More than ever. And especially because it’s also noted that this place is allegedly haunted. It even has an official certificate to that effect issued by an official psychic who specializes in these things. It’s also an easy matter to register, since the registration desk is, in fact, the bar, and above the cash register the room keys hang on a pegboard. They’re skeleton keys. Authentic ones, and it’s apparent the locks around here haven’t been changed in over a century.

When I naturally suspect the rooms are maintained merely as a courtesy to overserved barflies, but that proves not to be the case. I check out the room and find it large and clean and furnished with gorgeous antiques—a huge bureau with a beveled vanity mirror and a marvelous old sleigh bed.

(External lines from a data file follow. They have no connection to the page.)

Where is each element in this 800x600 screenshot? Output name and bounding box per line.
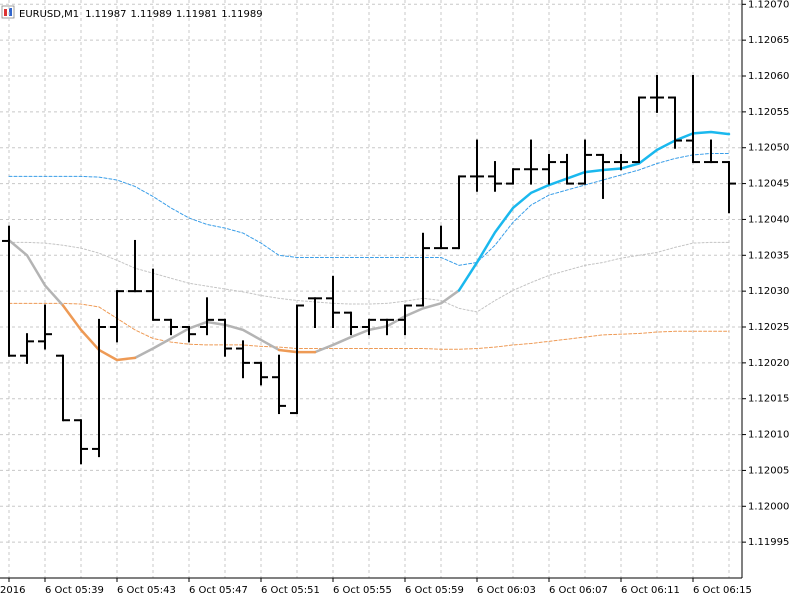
chart-title: EURUSD,M1: [19, 9, 79, 20]
ohlc-bar: [272, 354, 286, 415]
ohlc-bar: [2, 225, 16, 357]
indicator-line: [457, 130, 731, 292]
ohlc-bar: [20, 333, 34, 364]
y-tick-label: 1.12015: [748, 394, 789, 405]
ohlc-bar: [236, 340, 250, 379]
y-tick-label: 1.12035: [748, 250, 789, 261]
ohlc-bar: [632, 96, 646, 164]
header-close: 1.11989: [221, 9, 262, 20]
indicator-line: [8, 302, 730, 350]
x-tick-label: 6 Oct 06:03: [477, 585, 536, 596]
icon-bar: [9, 8, 12, 16]
y-tick-label: 1.12010: [748, 430, 789, 441]
ohlc-bar: [452, 175, 466, 250]
x-tick-label: 6 Oct 05:43: [117, 585, 176, 596]
ohlc-bar: [146, 268, 160, 321]
x-tick-label: 6 Oct 05:39: [45, 585, 104, 596]
icon-frame: [1, 5, 15, 19]
ohlc-bar: [470, 139, 484, 192]
y-tick-label: 1.12030: [748, 286, 789, 297]
ohlc-bar: [362, 318, 376, 336]
ohlc-bar: [74, 419, 88, 465]
y-tick-label: 1.12060: [748, 71, 789, 82]
y-tick-label: 1.12000: [748, 501, 789, 512]
ohlc-bar: [398, 304, 412, 336]
y-tick-label: 1.12065: [748, 35, 789, 46]
header-open: 1.11987: [85, 9, 126, 20]
ohlc-bar: [182, 326, 196, 343]
ohlc-bar: [704, 139, 718, 164]
ohlc-bar: [92, 318, 106, 458]
y-tick-label: 1.11995: [748, 537, 789, 548]
x-tick-label: 6 Oct 06:07: [549, 585, 608, 596]
ohlc-bar: [416, 232, 430, 307]
ohlc-bar: [560, 153, 574, 185]
y-tick-label: 1.12020: [748, 358, 789, 369]
y-tick-label: 1.12005: [748, 465, 789, 476]
ohlc-bar: [686, 75, 700, 164]
ohlc-bar: [434, 225, 448, 250]
ohlc-bar: [164, 318, 178, 336]
ohlc-bar: [326, 275, 340, 329]
y-tick-label: 1.12045: [748, 179, 789, 190]
ohlc-bar: [344, 311, 358, 336]
x-tick-label: 6 Oct 05:59: [405, 585, 464, 596]
icon-bar: [4, 9, 7, 16]
ohlc-bar: [128, 239, 142, 293]
header-low: 1.11981: [176, 9, 217, 20]
ohlc-bar: [524, 139, 538, 185]
indicator-line: [8, 241, 730, 313]
ohlc-bar: [380, 318, 394, 336]
x-tick-label: 6 Oct 05:47: [189, 585, 248, 596]
header-high: 1.11989: [130, 9, 171, 20]
y-tick-label: 1.12055: [748, 107, 789, 118]
x-tick-label: 6 Oct 06:11: [621, 585, 680, 596]
y-tick-label: 1.12070: [748, 0, 789, 10]
ohlc-bar: [650, 75, 664, 113]
ohlc-bar: [110, 290, 124, 343]
x-tick-label: 6 Oct 05:51: [261, 585, 320, 596]
indicator-line: [8, 152, 730, 266]
ohlc-bar: [488, 161, 502, 192]
ohlc-bar: [308, 297, 322, 329]
ohlc-bar: [56, 354, 70, 422]
x-tick-label: 6 Oct 06:15: [693, 585, 752, 596]
ohlc-bar: [578, 139, 592, 185]
x-tick-label: 2016: [0, 585, 25, 596]
ohlc-bar: [200, 297, 214, 336]
y-tick-label: 1.12040: [748, 214, 789, 225]
y-tick-label: 1.12050: [748, 143, 789, 154]
y-tick-label: 1.12025: [748, 322, 789, 333]
ohlc-bar: [254, 361, 268, 386]
ohlc-bar: [722, 161, 736, 214]
chart-header: EURUSD,M1 1.11987 1.11989 1.11981 1.11989: [19, 9, 263, 20]
symbol-icon: [1, 5, 15, 19]
ohlc-bar: [38, 304, 52, 350]
x-tick-label: 6 Oct 05:55: [333, 585, 392, 596]
ohlc-bar: [596, 153, 610, 199]
ohlc-bar: [668, 96, 682, 149]
ohlc-bar: [542, 153, 556, 185]
ohlc-bar: [614, 153, 628, 171]
ohlc-bar: [290, 304, 304, 415]
ohlc-bar: [506, 168, 520, 185]
ohlc-bar: [218, 318, 232, 357]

The price of all this authenticity is $60 for the night, payable on the bar tab.

As it turns out, I’m the only lodger besides Benny the bartender, who happens to live up there, and curious about the whole haunted hotel history, I ask him if he’s ever experienced any ectoplasmic manifestations. At which Benny scowls, dumps my drink and cuts me off. Until, that is, I explain that I’m talking about seeing ghosts and such and not about medical conditions of a personal nature. He tells me that he has. He tells me this in the exact tone of voice you would expect from a taciturn bartender answering the stupid question of a gullible tourist.

That night I’m spooked by the sounds of plumbing even older than the furniture.

The morning finally comes and despite still being up above 2,600 feet, it comes warm enough to ride out early, and I haul Uly’s saddlebags and sundry other gear down from the room, put on a mess of clothes and head out down 193. Before long we plunge into the gorge on the south side of the divide and up to Placerville. For the first time on our trip we get on four lanes for the miles to Sacramento, and me and Uly sigh as civilization and reality rear. We hit the back roads once more at Davis and trace Highway 128, where we can get on a back road once more for the final push back over the Mayacamas and home.

And as we pull into the driveway, the feeling that we haven’t had our fill of adventure yet is almost overwhelming. The weather’s fine and there’s still daylight and Uly says: “What are we stopping for?”

And I respond: “We have to unload the sleigh bed.”